Its in-store bakers are gearing up to make over 900,000 tomorrow, with Good Friday being the day the spiced buns are traditionally eaten. However, this time next year the freshly made buns will have to be completely cooled down before customers are able to buy them – or they could face paying VAT. The Government will not be applying VAT to bread and hot cross buns will escape the tax rise if they are defined as a bread product.
“We really hope the Government sees sense and does not force us to charge VAT on our hot cross buns,” says Guy Mason, Head of Corporate Affairs at Morrisons.
“Our in-store bakers are all set to meet consumer demand for the iconic Easter treats and our customers love the fact that they can pick them off our shelves shortly after they come out of the oven. Due to the changes that the Government is proposing we might have to rename them Cold Cross Buns next Easter.”

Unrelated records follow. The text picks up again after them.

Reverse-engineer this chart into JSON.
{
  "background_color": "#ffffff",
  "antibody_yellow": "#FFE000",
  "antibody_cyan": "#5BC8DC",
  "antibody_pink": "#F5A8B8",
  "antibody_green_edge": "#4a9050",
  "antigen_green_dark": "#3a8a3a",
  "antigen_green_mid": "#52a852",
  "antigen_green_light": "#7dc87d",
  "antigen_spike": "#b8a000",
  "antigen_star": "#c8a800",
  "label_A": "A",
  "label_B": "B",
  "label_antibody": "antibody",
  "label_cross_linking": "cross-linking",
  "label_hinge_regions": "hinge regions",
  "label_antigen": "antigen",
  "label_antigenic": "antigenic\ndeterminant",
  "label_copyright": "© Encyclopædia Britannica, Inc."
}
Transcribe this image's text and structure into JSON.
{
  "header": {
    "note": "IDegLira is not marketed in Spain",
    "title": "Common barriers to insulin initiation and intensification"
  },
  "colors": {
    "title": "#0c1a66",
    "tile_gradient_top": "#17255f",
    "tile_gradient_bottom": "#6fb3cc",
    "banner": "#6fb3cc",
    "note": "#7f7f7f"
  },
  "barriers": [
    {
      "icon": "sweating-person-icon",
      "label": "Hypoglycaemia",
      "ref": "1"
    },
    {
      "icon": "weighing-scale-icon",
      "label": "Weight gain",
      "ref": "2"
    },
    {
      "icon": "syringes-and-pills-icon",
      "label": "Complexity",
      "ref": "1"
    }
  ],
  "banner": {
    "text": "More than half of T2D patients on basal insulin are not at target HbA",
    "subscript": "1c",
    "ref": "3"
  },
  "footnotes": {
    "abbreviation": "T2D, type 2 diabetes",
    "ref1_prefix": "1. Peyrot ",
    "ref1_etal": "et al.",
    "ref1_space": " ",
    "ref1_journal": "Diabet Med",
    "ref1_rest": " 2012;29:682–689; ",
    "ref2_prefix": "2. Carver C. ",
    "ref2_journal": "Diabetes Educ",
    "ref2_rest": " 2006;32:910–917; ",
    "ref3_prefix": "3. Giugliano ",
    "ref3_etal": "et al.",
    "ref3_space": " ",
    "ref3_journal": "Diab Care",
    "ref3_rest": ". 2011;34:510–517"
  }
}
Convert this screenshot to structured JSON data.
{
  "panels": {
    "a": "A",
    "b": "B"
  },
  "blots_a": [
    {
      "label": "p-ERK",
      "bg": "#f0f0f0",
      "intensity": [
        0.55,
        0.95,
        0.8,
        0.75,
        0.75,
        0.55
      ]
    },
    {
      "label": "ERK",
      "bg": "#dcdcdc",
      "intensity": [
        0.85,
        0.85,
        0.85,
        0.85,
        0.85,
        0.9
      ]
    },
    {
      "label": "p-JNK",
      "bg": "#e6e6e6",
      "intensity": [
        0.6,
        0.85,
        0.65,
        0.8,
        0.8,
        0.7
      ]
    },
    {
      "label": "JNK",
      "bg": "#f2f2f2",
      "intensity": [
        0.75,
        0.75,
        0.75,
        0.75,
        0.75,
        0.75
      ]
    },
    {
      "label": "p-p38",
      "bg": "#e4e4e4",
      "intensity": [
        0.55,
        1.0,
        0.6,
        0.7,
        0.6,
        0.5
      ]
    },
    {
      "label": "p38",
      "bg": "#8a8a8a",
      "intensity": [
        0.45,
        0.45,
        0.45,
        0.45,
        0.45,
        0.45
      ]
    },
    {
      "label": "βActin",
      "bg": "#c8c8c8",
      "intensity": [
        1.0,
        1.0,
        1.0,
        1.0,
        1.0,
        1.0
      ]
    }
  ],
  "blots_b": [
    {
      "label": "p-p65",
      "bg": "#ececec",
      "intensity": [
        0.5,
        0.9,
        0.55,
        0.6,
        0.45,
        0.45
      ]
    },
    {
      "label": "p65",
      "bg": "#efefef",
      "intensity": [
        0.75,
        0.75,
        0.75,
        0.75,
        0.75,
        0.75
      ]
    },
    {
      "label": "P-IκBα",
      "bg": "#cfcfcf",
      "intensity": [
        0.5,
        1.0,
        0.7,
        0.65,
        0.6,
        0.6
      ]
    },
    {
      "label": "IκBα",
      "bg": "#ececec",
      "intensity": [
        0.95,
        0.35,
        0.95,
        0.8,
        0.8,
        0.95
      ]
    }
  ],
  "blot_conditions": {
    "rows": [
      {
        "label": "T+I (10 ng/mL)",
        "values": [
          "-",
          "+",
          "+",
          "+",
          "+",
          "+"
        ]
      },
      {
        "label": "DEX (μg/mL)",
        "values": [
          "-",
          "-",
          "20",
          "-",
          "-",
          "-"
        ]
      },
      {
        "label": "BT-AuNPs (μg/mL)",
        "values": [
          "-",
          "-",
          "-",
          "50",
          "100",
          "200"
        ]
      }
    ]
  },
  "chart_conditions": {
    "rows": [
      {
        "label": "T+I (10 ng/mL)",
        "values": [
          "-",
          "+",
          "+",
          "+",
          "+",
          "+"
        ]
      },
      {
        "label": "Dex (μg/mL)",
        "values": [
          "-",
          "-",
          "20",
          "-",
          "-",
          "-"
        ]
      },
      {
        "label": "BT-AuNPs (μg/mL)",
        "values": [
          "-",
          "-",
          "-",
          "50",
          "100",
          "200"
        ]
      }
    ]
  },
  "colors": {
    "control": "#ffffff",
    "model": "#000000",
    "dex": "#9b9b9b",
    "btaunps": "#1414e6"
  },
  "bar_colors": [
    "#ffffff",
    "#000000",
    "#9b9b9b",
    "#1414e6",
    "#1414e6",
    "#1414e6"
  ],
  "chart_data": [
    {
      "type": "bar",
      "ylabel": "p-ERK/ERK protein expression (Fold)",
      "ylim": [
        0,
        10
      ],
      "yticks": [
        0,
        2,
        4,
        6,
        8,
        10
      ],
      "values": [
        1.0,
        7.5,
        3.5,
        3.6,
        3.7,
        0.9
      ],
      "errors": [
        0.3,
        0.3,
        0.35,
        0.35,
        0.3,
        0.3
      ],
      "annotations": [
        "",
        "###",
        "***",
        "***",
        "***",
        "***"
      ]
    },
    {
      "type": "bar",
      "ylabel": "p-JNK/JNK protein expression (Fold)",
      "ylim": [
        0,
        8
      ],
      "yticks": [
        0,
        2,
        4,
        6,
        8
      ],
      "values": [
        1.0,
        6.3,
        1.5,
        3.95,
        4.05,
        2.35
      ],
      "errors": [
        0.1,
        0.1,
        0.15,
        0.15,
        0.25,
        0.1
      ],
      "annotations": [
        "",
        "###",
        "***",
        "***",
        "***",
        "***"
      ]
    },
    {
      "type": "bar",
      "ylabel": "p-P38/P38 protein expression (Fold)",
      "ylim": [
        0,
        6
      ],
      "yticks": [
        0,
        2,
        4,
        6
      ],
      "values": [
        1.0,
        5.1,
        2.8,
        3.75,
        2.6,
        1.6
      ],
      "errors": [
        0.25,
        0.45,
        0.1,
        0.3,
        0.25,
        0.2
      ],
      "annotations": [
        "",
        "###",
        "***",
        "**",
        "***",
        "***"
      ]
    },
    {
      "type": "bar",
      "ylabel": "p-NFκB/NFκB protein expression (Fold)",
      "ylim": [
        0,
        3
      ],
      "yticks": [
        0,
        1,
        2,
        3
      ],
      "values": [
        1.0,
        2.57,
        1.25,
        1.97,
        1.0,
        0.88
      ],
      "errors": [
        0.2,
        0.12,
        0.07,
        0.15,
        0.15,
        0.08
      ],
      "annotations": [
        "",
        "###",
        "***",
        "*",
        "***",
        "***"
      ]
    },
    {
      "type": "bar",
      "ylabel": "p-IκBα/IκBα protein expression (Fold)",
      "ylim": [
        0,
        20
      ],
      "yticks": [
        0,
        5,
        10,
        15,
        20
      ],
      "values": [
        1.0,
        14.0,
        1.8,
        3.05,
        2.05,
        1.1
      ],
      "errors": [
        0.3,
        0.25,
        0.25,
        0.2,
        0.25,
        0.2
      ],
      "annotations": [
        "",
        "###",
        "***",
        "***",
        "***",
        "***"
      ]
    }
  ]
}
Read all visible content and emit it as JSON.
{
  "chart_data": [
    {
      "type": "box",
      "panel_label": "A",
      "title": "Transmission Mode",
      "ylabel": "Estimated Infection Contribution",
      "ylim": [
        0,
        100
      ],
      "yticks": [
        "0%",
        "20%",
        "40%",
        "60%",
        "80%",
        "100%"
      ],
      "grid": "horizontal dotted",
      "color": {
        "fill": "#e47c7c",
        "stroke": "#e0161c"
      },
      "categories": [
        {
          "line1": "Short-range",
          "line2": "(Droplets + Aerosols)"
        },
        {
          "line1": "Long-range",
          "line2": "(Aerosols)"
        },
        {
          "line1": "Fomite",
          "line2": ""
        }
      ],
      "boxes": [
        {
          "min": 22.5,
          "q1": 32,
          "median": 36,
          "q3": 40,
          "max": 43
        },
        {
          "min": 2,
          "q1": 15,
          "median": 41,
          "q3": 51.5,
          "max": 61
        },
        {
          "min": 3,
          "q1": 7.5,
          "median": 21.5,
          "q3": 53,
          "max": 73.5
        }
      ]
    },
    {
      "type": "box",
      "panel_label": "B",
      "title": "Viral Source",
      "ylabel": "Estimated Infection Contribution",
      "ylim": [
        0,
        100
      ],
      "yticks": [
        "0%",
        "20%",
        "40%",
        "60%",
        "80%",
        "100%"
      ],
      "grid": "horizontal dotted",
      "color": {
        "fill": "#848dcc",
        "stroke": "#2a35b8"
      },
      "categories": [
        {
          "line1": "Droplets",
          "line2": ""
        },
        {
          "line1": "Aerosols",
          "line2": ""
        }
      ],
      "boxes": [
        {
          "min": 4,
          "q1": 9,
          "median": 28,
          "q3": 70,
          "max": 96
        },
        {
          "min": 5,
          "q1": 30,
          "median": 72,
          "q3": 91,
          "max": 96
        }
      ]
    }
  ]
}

All of the ‘spiced buns’ Morrisons sells are made from scratch, by its own bakers. After coming out of the oven and cooling down the buns are still at an average temperature of 30°C. This is likely to be above ambient temperature and therefore make the product eligible for tax under the guidelines.
It predicts that it will sell over six million this week. In addition, the retailer expects to sell over 11.6 million Easter eggs (excluding mini and filled) as well as the equivalent of 100,000 whole salmons.